2023 Prix de West Bolo - Toadal Bolo by Steve Kestrel
2023 Prix de West Bolo - Toadal Bolo by Steve Kestrel
The 2023 Prix de West Collectors’ Bolo, titled Toadal Bolo, is the second bolo that Steve Kestrel has produced for Prix de West — the first being a barn owl he designed in 2003. Twenty years later, Kestrel said, his approach to designing the bolo has remained much the same: to hopefully enlighten viewers about the unique critters that we share the Western landscape with, giving them their fair share of “celebrity status.”

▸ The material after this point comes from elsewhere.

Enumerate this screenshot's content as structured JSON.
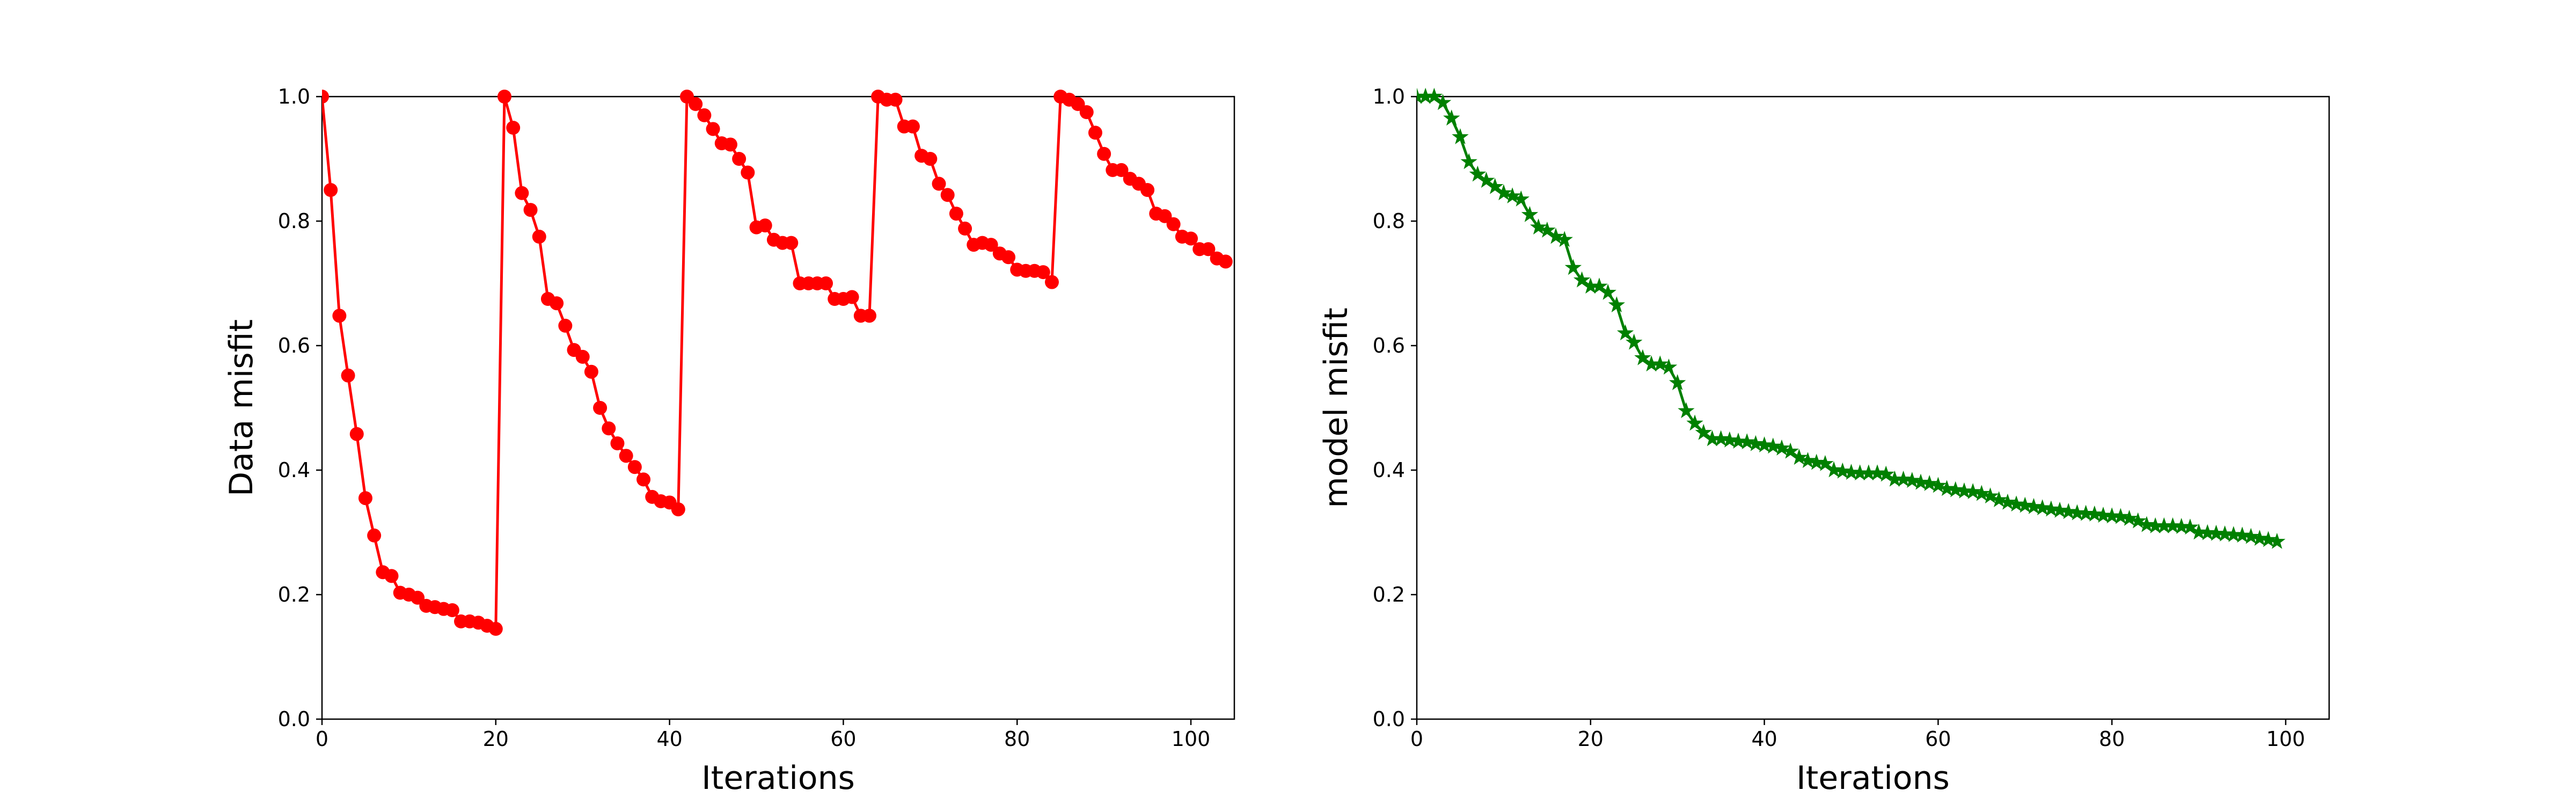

This year’s Toadal Bolo, Kestrel said, is generally based on the spade-foot toads of New Mexico, specifically the species that lives in Redstone Canyon, which is the Woodhouse’s Toad. “These toads are real survivors, digging down into the soil three to five feet with their back legs to get below the frost line to survive the long winter,” Kestrel said. “They have special toenails on their back feet (thus ‘spade-foot’) to help them dig in for the winter. In southern New Mexico, where I grew up, some spade-foot toads live underground for many years when the rainfall is insufficient for them to surface and breed in the intermittent pools. Thus, it’s always a race against time for the tadpoles before the pools dry up.”
Look closely at the bolo and you’ll see tadpoles circling the toad — this, Kestrel said, represents “renewal and forbearance” in the heart of the Southwest deserts.